Komentarze
-
Slawannko, absolutnie nie lekceważę takiej możliwości i na pewno nie chciałbym tego ogladać, nie mówiąc o bezpośrednim uczestniczeniu. Widocznie ludzie tam mieszkający, jak rozumiem także Twoi znajomi są przekonani, że jak im pisane to i cegła w drewnianym kościele na głowę może spaść.
Dobre myśli z Twojej strony, a my też możemy się dołączyć, przydadzą się im! -
szczególnie dla tych co mieszkają tuż pod wulkanem, w którym od lat się zbiera, zbiera i jak gruchnie... niestety, wiadomo że to się stanie!
-
...zaufanie do losu potrzebne od zaraz :-) !!!!
-
czy ci którzy tędy chodzą, i chodzą po ulicach za ogrodzeniem zdążą uciec... :(
-
...czy ci, którzy nią biegli dali radę uciec?
Czytałam artykuł, w którym z jednej strony podawano jako pewnik fakt, że Wezuwiusz musi w końcu wystrzelić i również fakt, że im dłużej jest nieaktywny tym straszniejszy MUSI być ten wybuch, a z drugiej strony fakt, że nie ma po prostu takiej możliwości, żeby w czasie, jaki pozostanie od pierwszej oznaki zbliżającego się wybuchu (jakieś 10 godzin) do eksplozji, ewakuować stamtąd tych wszystkich ludzi, którzy tam mieszkają. Nie ma takiej opcji, niezależnie od drogi - lądowej, morskiej, powietrznej...

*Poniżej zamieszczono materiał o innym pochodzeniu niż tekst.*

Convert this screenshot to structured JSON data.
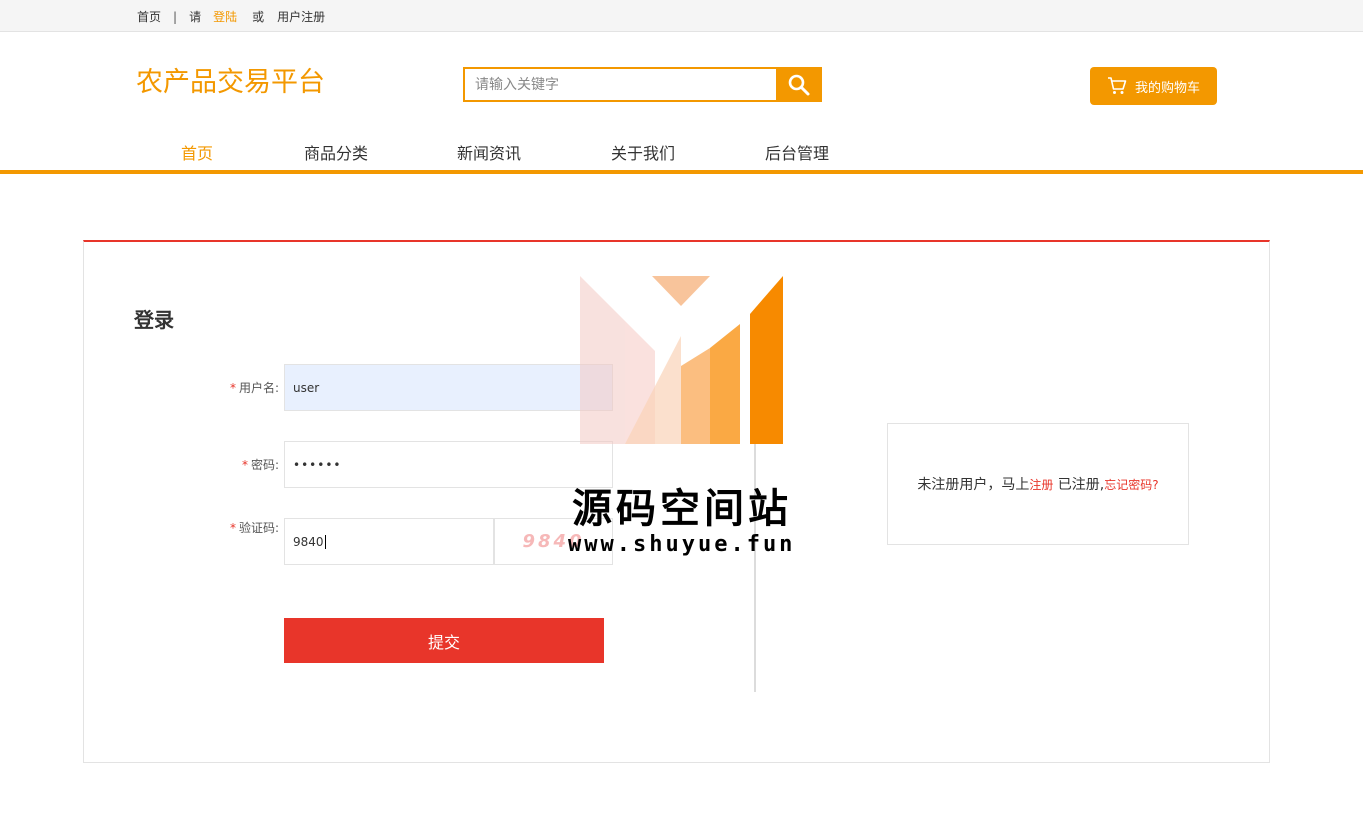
{
  "topbar": {
    "home": "首页",
    "separator": "|",
    "please": "请",
    "login": "登陆",
    "or": "或",
    "register": "用户注册"
  },
  "header": {
    "brand": "农产品交易平台",
    "search_placeholder": "请输入关键字",
    "cart_label": "我的购物车"
  },
  "nav": {
    "items": [
      "首页",
      "商品分类",
      "新闻资讯",
      "关于我们",
      "后台管理"
    ],
    "active": "首页"
  },
  "login_form": {
    "title": "登录",
    "required_mark": "*",
    "username_label": "用户名:",
    "username_value": "user",
    "password_label": "密码:",
    "password_value": "••••••",
    "captcha_label": "验证码:",
    "captcha_value": "9840",
    "captcha_image_text": "9840",
    "submit_label": "提交"
  },
  "register_box": {
    "unregistered_text": "未注册用户，马上",
    "register_link": "注册",
    "registered_text": " 已注册,",
    "forgot_link": "忘记密码?"
  },
  "watermark": {
    "title": "源码空间站",
    "url": "www.shuyue.fun"
  },
  "colors": {
    "accent": "#f39800",
    "danger": "#e8352a",
    "autofill_bg": "#e8f0fe"
  }
}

A oni tam mieszkają dumni ze swojego wulkanu i są przekonani, że będzie dobrze... Moi znajomi mówią, że mieszkają dostatecznie daleko, i może mają i rację, nie wiem, ale co z tymi wszystkimi którzy tam mieszkają nieco bliżej, choć ich nie znam osobiście? Czy po prostu to muzeum się rozszerzy, będzie miało dodatkowe eksponaty?...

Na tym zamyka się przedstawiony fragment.